Playing God, postcard story



Playing God
(Or, the worst moment in a dog owner’s life. In 300 words.)

I show him the beach one last time, let him gulp the salty air from the open door of the truck. After that everything changes. Smiles fade. No matter how slowly I drive, drift logs and sea foam shear away, too fast, out of sight. In my rearview mirror I see a pale fleet of gulls. They glare at me from their runway of shining sand.

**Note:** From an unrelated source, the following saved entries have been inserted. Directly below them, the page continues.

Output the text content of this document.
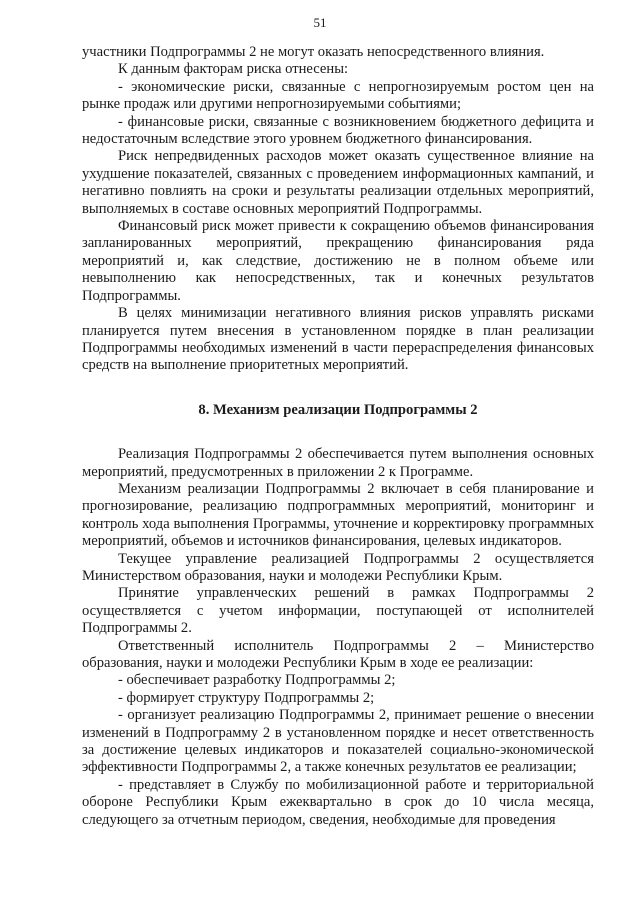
51

участники Подпрограммы 2 не могут оказать непосредственного влияния.

К данным факторам риска отнесены:

- экономические риски, связанные с непрогнозируемым ростом цен на рынке продаж или другими непрогнозируемыми событиями;

- финансовые риски, связанные с возникновением бюджетного дефицита и недостаточным вследствие этого уровнем бюджетного финансирования.

Риск непредвиденных расходов может оказать существенное влияние на ухудшение показателей, связанных с проведением информационных кампаний, и негативно повлиять на сроки и результаты реализации отдельных мероприятий, выполняемых в составе основных мероприятий Подпрограммы.

Финансовый риск может привести к сокращению объемов финансирования запланированных мероприятий, прекращению финансирования ряда мероприятий и, как следствие, достижению не в полном объеме или невыполнению как непосредственных, так и конечных результатов Подпрограммы.

В целях минимизации негативного влияния рисков управлять рисками планируется путем внесения в установленном порядке в план реализации Подпрограммы необходимых изменений в части перераспределения финансовых средств на выполнение приоритетных мероприятий.

8. Механизм реализации Подпрограммы 2

Реализация Подпрограммы 2 обеспечивается путем выполнения основных мероприятий, предусмотренных в приложении 2 к Программе.

Механизм реализации Подпрограммы 2 включает в себя планирование и прогнозирование, реализацию подпрограммных мероприятий, мониторинг и контроль хода выполнения Программы, уточнение и корректировку программных мероприятий, объемов и источников финансирования, целевых индикаторов.

Текущее управление реализацией Подпрограммы 2 осуществляется Министерством образования, науки и молодежи Республики Крым.

Принятие управленческих решений в рамках Подпрограммы 2 осуществляется с учетом информации, поступающей от исполнителей Подпрограммы 2.

Ответственный исполнитель Подпрограммы 2 – Министерство образования, науки и молодежи Республики Крым в ходе ее реализации:

- обеспечивает разработку Подпрограммы 2;

- формирует структуру Подпрограммы 2;

- организует реализацию Подпрограммы 2, принимает решение о внесении изменений в Подпрограмму 2 в установленном порядке и несет ответственность за достижение целевых индикаторов и показателей социально-экономической эффективности Подпрограммы 2, а также конечных результатов ее реализации;

- представляет в Службу по мобилизационной работе и территориальной обороне Республики Крым ежеквартально в срок до 10 числа месяца, следующего за отчетным периодом, сведения, необходимые для проведения
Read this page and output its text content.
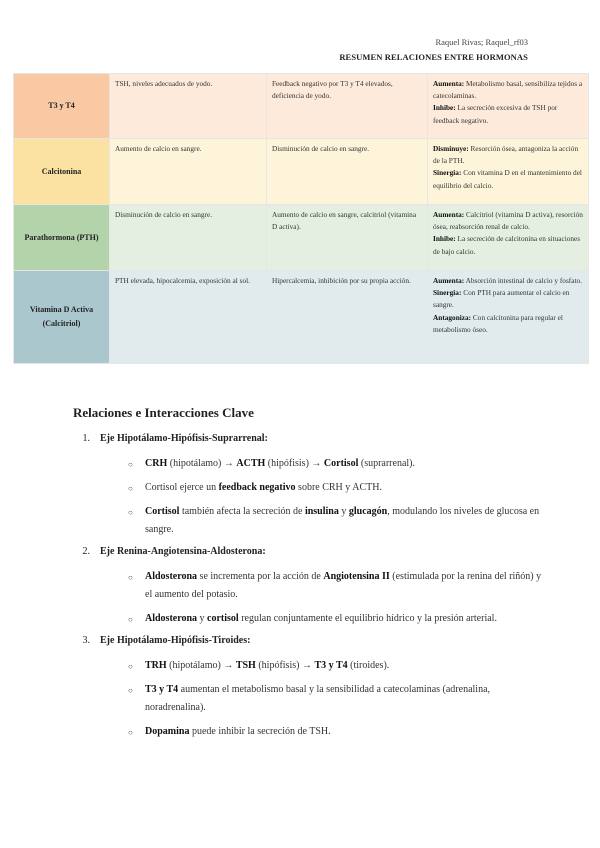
Raquel Rivas; Raquel_rf03
RESUMEN RELACIONES ENTRE HORMONAS
T3 y T4	TSH, niveles adecuados de yodo.	Feedback negativo por T3 y T4 elevados, deficiencia de yodo.	Aumenta: Metabolismo basal, sensibiliza tejidos a catecolaminas.
Inhibe: La secreción excesiva de TSH por feedback negativo.

Calcitonina	Aumento de calcio en sangre.	Disminución de calcio en sangre.	Disminuye: Resorción ósea, antagoniza la acción de la PTH.
Sinergia: Con vitamina D en el mantenimiento del equilibrio del calcio.

Parathormona (PTH)	Disminución de calcio en sangre.	Aumento de calcio en sangre, calcitriol (vitamina D activa).	Aumenta: Calcitriol (vitamina D activa), resorción ósea, reabsorción renal de calcio.
Inhibe: La secreción de calcitonina en situaciones de bajo calcio.

Vitamina D Activa (Calcitriol)	PTH elevada, hipocalcemia, exposición al sol.	Hipercalcemia, inhibición por su propia acción.	Aumenta: Absorción intestinal de calcio y fosfato.
Sinergia: Con PTH para aumentar el calcio en sangre.
Antagoniza: Con calcitonina para regular el metabolismo óseo.
Relaciones e Interacciones Clave
1.	Eje Hipotálamo-Hipófisis-Suprarrenal:
○ CRH (hipotálamo) → ACTH (hipófisis) → Cortisol (suprarrenal).
○ Cortisol ejerce un feedback negativo sobre CRH y ACTH.
○ Cortisol también afecta la secreción de insulina y glucagón, modulando los niveles de glucosa en sangre.
2.	Eje Renina-Angiotensina-Aldosterona:
○ Aldosterona se incrementa por la acción de Angiotensina II (estimulada por la renina del riñón) y el aumento del potasio.
○ Aldosterona y cortisol regulan conjuntamente el equilibrio hídrico y la presión arterial.
3.	Eje Hipotálamo-Hipófisis-Tiroides:
○ TRH (hipotálamo) → TSH (hipófisis) → T3 y T4 (tiroides).
○ T3 y T4 aumentan el metabolismo basal y la sensibilidad a catecolaminas (adrenalina, noradrenalina).
○ Dopamina puede inhibir la secreción de TSH.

They know where I’m taking him.
Maybe he knows, too. His warm white muzzle rests on my hand. He sighs, the long sigh of one who has endured too much. Rushing wind sweeps away the stench of infection.
At birth, this dog was a slippery grey ball, falling onto straw. I know. I was there.
I push some travelling songs into the stereo. Then I reach over to ruffle his ears. He pulls away from me. Empty Judas fingers hang in air. I shut off the music. In the new silence I imagine a cock crowing, once. . . .
The road to the vet is rutted and bumpy. One big clearcut. Stygian, fire-blackened stumps loom and creak.
Twice. . . .
I cannot stop cancer cells from running amok, but I can stop suffering. Humanity allows me this. My murderous humanity.
Thrice.
When the plunger goes down on the final syringe, pale liquid pushes the light from his eyes, leaving only the flat grey sand of the beach.
The seagulls rise and scatter. Their wings beat chaos in the freezing sky of my mind.